The literature is currently divided as to the effectiveness of these antimicrobial cleansers. Some researchers2,4 suggest that Betadine at certain concentrations is very effective and causes minimal damage to healthy tissue. However, others4,6,7,14,15,21 believe that Betadine's toxicity against the healthy tissue is greater than its bactericidal effectiveness. Hydrogen peroxide's effectiveness is under discussion as well. Several investigators2,14,22,23,25 have demonstrated that hydrogen peroxide's bactericidal effectiveness is minimal, while its cytotoxicity is very high. Others3,26 have suggested that at higher dilutions, it may not be as toxic to the healthy tissues but most likely is still ineffective against bacteria. Our study is the first to address bactericidal effectiveness and cytotoxicity of Cinder Suds and Nitrotan, although Nitrotan is advertised to “prevent infection and promote healing.”

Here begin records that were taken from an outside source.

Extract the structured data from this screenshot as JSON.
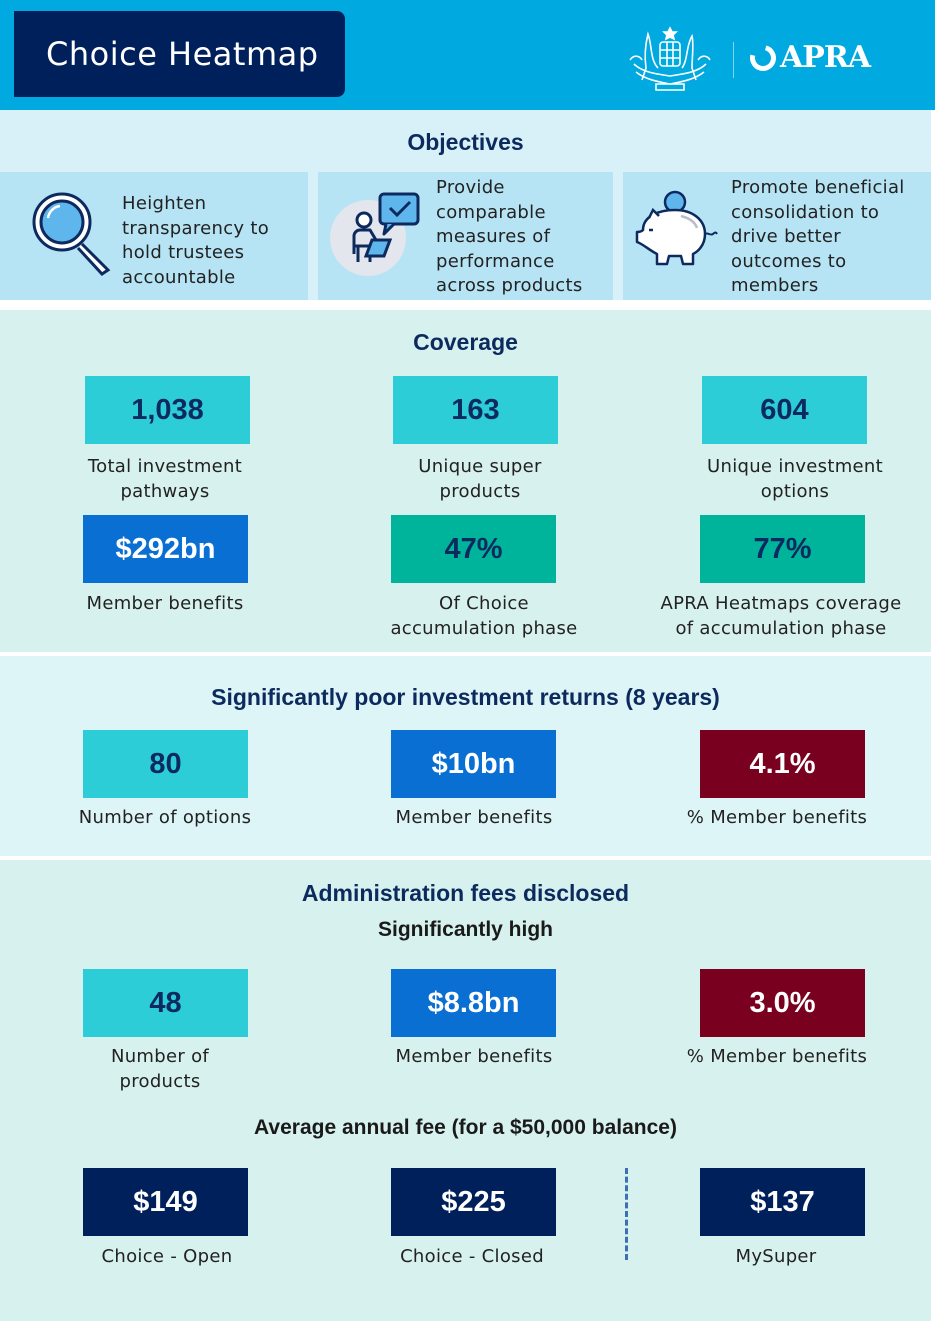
{
  "header": {
    "title": "Choice Heatmap",
    "logo_crest": "australian-coat-of-arms",
    "logo_text": "APRA",
    "colors": {
      "banner": "#00a9e0",
      "title_box": "#00205b"
    }
  },
  "objectives": {
    "title": "Objectives",
    "items": [
      {
        "icon": "magnifying-glass-icon",
        "lines": [
          "Heighten",
          "transparency to",
          "hold trustees",
          "accountable"
        ]
      },
      {
        "icon": "person-checkmark-icon",
        "lines": [
          "Provide",
          "comparable",
          "measures of",
          "performance",
          "across products"
        ]
      },
      {
        "icon": "piggy-bank-icon",
        "lines": [
          "Promote beneficial",
          "consolidation to",
          "drive better",
          "outcomes to",
          "members"
        ]
      }
    ]
  },
  "coverage": {
    "title": "Coverage",
    "stats": [
      {
        "value": "1,038",
        "label_lines": [
          "Total investment",
          "pathways"
        ],
        "color": "teal"
      },
      {
        "value": "163",
        "label_lines": [
          "Unique super",
          "products"
        ],
        "color": "teal"
      },
      {
        "value": "604",
        "label_lines": [
          "Unique investment",
          "options"
        ],
        "color": "teal"
      },
      {
        "value": "$292bn",
        "label_lines": [
          "Member benefits"
        ],
        "color": "blue"
      },
      {
        "value": "47%",
        "label_lines": [
          "Of Choice",
          "accumulation phase"
        ],
        "color": "green"
      },
      {
        "value": "77%",
        "label_lines": [
          "APRA Heatmaps coverage",
          "of accumulation phase"
        ],
        "color": "green"
      }
    ]
  },
  "poor_returns": {
    "title": "Significantly poor investment returns (8 years)",
    "stats": [
      {
        "value": "80",
        "label_lines": [
          "Number of options"
        ],
        "color": "teal"
      },
      {
        "value": "$10bn",
        "label_lines": [
          "Member benefits"
        ],
        "color": "blue"
      },
      {
        "value": "4.1%",
        "label_lines": [
          "% Member benefits"
        ],
        "color": "maroon"
      }
    ]
  },
  "admin_fees": {
    "title": "Administration fees disclosed",
    "subtitle": "Significantly high",
    "stats": [
      {
        "value": "48",
        "label_lines": [
          "Number of",
          "products"
        ],
        "color": "teal"
      },
      {
        "value": "$8.8bn",
        "label_lines": [
          "Member benefits"
        ],
        "color": "blue"
      },
      {
        "value": "3.0%",
        "label_lines": [
          "% Member benefits"
        ],
        "color": "maroon"
      }
    ],
    "avg_fee_title": "Average annual fee (for a $50,000 balance)",
    "avg_fees": [
      {
        "value": "$149",
        "label": "Choice - Open"
      },
      {
        "value": "$225",
        "label": "Choice - Closed"
      },
      {
        "value": "$137",
        "label": "MySuper"
      }
    ]
  },
  "palette": {
    "teal": "#2dcdd8",
    "blue": "#0a6fd3",
    "green": "#00b39b",
    "maroon": "#7a0020",
    "navy": "#00205b",
    "heading": "#0d2a5e"
  }
}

As health care professionals, athletic trainers need to be aware not only of the bactericidal effects of an antimicrobial wound cleanser but also of the cytotoxic effects on healthy human cells. Our results demonstrate that Betadine in saline at a 1:10 dilution of the commercially purchased solution was effective in killing both Gram-positive and Gram-negative bacteria, yet it was not harmful to normal fibroblast cells. As such, we recommend this 1:10 dilution be used in practice to provide the optimal balance between the bactericidal and cytotoxic effects. Further, this dilution is an excellent cost-cutting measure.